Я рассказал ей, что родители врали мне 15 лет о том, что наш кот сбежал умирать. Его уничтожал стригущий клещ, ветеринары разводили руками и сказали, что у них нет усыпляющей вакцины, потому нужно вести в город. Совсем недавно я узнал, что родители отнесли моего кота, прожившего со мной на Чукотке, в желтом доме и квартире 19, к озеру и отец застрелил его из служебного оружия, прямо в голову, пока мать рыдала, отвернувшись в сторону. А потом они его похоронили. И это то, что я не хочу помнить.

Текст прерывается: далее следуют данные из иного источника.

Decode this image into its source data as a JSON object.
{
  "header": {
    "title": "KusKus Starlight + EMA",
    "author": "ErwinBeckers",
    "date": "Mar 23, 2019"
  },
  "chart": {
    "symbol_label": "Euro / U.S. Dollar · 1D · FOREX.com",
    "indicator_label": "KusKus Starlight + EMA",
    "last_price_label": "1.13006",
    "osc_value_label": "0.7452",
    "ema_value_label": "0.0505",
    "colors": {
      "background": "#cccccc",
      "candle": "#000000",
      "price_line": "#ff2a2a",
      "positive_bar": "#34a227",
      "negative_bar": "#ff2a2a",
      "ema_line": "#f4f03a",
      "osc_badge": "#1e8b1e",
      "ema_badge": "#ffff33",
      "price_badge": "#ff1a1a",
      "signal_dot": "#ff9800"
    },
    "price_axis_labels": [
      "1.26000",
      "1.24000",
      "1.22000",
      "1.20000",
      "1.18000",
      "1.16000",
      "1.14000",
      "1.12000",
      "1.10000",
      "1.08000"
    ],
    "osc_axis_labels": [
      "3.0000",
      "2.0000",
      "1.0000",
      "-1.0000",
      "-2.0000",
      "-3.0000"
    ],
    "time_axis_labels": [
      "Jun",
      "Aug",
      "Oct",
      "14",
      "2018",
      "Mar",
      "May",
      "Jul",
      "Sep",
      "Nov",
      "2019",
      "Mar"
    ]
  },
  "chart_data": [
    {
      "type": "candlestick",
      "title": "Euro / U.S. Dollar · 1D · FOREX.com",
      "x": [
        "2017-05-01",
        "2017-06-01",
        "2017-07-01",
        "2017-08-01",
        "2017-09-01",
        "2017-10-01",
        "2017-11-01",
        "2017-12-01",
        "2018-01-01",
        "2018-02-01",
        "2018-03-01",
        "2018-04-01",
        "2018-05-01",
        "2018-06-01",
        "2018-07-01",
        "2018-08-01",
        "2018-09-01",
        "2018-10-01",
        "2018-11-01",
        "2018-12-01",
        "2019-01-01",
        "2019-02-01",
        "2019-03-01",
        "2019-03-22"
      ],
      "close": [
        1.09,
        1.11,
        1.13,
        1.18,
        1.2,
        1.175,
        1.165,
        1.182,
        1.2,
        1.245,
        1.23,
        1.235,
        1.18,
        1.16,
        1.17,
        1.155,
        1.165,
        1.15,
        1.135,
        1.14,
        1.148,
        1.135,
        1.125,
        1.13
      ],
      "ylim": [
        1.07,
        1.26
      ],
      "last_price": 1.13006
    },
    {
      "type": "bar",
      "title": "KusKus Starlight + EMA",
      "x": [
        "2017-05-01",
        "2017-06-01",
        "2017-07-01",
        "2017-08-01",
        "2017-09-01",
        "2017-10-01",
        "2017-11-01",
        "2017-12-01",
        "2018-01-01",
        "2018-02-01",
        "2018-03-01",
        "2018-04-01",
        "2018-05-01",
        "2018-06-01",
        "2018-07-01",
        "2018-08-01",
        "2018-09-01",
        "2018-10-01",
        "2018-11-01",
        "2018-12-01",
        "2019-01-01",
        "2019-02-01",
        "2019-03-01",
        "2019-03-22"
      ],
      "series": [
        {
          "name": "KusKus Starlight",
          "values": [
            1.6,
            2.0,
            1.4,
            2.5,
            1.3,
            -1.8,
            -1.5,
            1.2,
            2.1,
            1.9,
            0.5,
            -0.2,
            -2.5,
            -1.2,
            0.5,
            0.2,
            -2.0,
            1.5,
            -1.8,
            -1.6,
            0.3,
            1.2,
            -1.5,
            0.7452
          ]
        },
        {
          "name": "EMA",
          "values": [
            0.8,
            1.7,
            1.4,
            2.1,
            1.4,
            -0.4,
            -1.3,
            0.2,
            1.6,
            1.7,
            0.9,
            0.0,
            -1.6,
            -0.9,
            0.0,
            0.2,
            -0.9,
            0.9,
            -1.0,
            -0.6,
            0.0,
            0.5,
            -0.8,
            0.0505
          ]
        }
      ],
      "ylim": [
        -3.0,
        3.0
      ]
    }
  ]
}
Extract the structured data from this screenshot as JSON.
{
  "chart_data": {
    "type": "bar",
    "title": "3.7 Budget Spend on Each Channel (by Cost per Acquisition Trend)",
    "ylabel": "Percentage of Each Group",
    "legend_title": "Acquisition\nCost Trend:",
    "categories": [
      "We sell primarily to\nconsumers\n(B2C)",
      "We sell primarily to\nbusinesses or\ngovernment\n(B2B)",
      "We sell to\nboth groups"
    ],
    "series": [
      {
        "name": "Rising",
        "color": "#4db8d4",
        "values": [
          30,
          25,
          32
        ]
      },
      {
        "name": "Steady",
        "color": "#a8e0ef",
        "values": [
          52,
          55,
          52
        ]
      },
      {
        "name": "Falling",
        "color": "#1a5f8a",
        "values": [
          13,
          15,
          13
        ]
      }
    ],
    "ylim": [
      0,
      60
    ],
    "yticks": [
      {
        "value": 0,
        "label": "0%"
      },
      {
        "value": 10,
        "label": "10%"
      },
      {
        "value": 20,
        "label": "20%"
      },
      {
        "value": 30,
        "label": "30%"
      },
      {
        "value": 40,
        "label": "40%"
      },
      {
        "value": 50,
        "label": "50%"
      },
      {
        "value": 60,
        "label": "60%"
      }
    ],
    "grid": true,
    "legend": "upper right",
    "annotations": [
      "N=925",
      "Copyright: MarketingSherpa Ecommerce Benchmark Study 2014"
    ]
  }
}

*** - Я хочу только одного! Я хочу, чтобы он на минуту почувствовал все то, что происходит внутри меня. Я пытаюсь не обращать внимания на свое сердце, но оно, как обиженный ребенок, топает ножкой, стучит своими кулачками по костям, плачет навзрыд. Я игнорирую, натягиваю на себя скучающий и высокомерный вид, но не могу перестать думать о нем, ждать его слов, и чувствую постоянную боль в груди, вызванную переживанием за другого человека, недосказанностью, своими страхом, смущением и чем только не. Я хочу, чтобы он разделил эту боль, понял, как у кого-то может клокотать внутри свой разумный комок чувств и эмоций, пока он наблюдает тишь да гладь на поверхности. Я хочу вытащить сердце за шкирку и вручить ему на некоторое время, пусть попробует с ним совладать. - Но это же грех, тебе так не кажется? - В таком случае, пусть, я буду гореть в аду. Мне важно, чтобы человек узнал о человеке, которому не все равно. Если за добродетель мне уготована отдельная сковорода, я согласен, но потом не пугайся, когда в церковной лавке увидишь мое лицо на иконах.